Once a stalwart of the cyclical transportation niche and a bellwether for the broader market, iShares Transportation Average ETF (IYT) sputtered in the first quarter of 2024, signaling a potential correction for the S&P 500. However, within that ETF, one of its largest components, FedEx (NYSE: FDX), defied the trend.
Following a robust third-quarter 2024 report in March, analysts remain optimistic about FDX’s prospects, maintaining a buy rating. The company’s consistent growth forecasts make it an attractive GARP play, especially considering its current undervaluation.
According to Bank of America Global Research, FedEx offers a diverse portfolio of transportation, e-commerce, and business services, operating in four primary segments: FedEx Express, FedEx Ground, FedEx Freight, and FedEx Services. With a global reach spanning over 220 countries, the company provides comprehensive transport and supply-chain solutions worldwide.
In March, FDX reported a solid third-quarter performance. Non-GAAP earnings per share (EPS) of $3.86 surpassed estimates of $3.48, although revenue of $21.7 billion slightly missed consensus, declining 2% year-over-year. Despite the revenue shortfall, the company’s cost-savings program remained a key focus. A 13% year-over-year jump in net earnings puts FDX on track to achieve its $1.8 billion expense reduction goal for fiscal year 2024.
Wall Street responded positively to these results, with shares climbing 7.4% in the following session. Analysts currently anticipate operating EPS of $5.38 for the upcoming June earnings announcement, representing a 9% year-over-year increase. The options market indicates potential stock price volatility of around 4.8% following the earnings release.
Valuations remain favorable for FDX. Analysts at BofA expect earnings to increase by approximately 20% in fiscal year 2024, with per-share profits continuing to rise through 2026. The Seeking Alpha consensus forecast aligns with this growth trajectory, projecting operating EPS to potentially surpass $21 in the next 12 months.
Revenue is likely to remain below prior-year levels in 2024, but positive momentum is anticipated in the following years. Dividends are forecast to increase to $5.40 next year and remain stable thereafter. The company’s low enterprise value to earnings before interest, taxes, depreciation, and amortization (EV/EBITDA) ratio and strong free cash flow suggest that the recent earnings volatility may be subsiding.
Historically, FDX has traded with a mid-teens multiple, and its current forward non-GAAP price-to-earnings (P/E) ratio remains slightly below that average. Applying a conservative 15x P/E multiple to the anticipated $21 of operating EPS over the coming 12 months suggests a fair value of approximately $315 per share, indicating that FDX is currently undervalued.

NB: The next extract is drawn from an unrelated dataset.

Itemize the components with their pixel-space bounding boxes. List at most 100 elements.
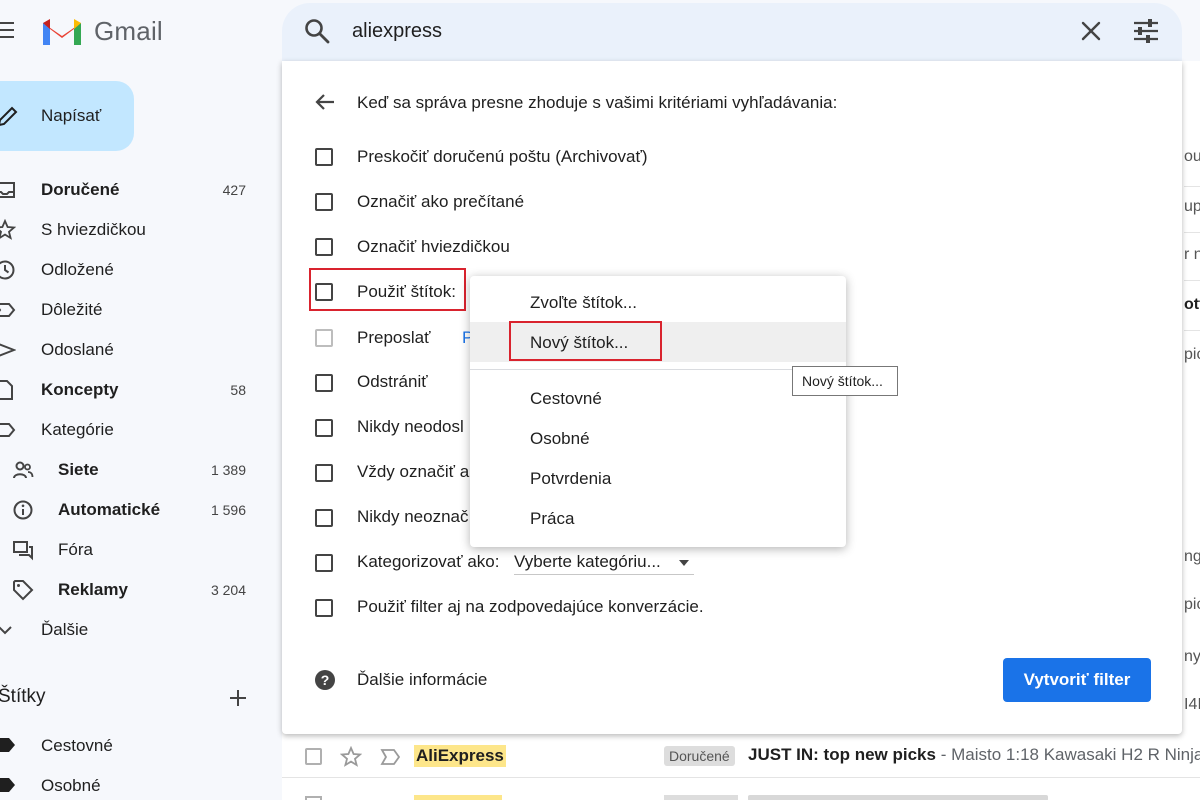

In comparison to industry peers, FDX boasts a middling valuation rating, while its recent growth trajectory has been relatively weak. However, the company’s ongoing cost-cutting initiatives and focus on margin improvement are expected to lead to a significant increase in earnings by 2026. Profitability trends remain robust, as evidenced by Seeking Alpha’s A+ Quant Factor Grade, and sell-side EPS revisions have recently turned positive.

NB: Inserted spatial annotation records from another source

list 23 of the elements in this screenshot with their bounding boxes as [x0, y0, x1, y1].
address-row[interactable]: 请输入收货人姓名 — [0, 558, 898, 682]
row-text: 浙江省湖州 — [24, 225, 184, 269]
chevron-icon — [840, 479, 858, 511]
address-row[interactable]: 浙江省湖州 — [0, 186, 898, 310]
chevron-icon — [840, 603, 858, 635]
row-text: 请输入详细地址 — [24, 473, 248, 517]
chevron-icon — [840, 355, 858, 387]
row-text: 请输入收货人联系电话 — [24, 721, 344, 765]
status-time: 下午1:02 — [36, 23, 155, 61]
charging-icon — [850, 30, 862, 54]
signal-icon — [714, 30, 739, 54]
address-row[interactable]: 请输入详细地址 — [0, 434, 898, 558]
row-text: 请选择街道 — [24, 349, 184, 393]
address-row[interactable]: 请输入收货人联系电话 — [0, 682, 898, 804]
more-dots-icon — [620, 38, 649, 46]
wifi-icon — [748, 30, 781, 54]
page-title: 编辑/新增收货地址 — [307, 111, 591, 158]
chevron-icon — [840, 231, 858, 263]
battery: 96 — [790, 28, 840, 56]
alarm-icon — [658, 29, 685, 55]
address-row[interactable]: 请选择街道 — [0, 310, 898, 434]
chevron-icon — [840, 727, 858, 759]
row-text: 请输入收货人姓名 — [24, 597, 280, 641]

Technically, FDX appears poised for further growth. The stock has recently filled both a downside and earnings-related gap, indicating a potential reversal of the recent downtrend. Moreover, shares have successfully defended a convergence of moving average support points, with both the 50-day and 200-day moving averages trending upwards. A bullish golden cross pattern, which occurs when the 50-day moving average crosses above the 200-day moving average, took place earlier this month, providing further technical support.
Overall, FedEx presents a compelling investment opportunity. The company’s solid growth prospects, combined with its current undervaluation and favorable technicals, make it an attractive buy. Investors seeking exposure to the transportation sector should consider FDX as a top pick.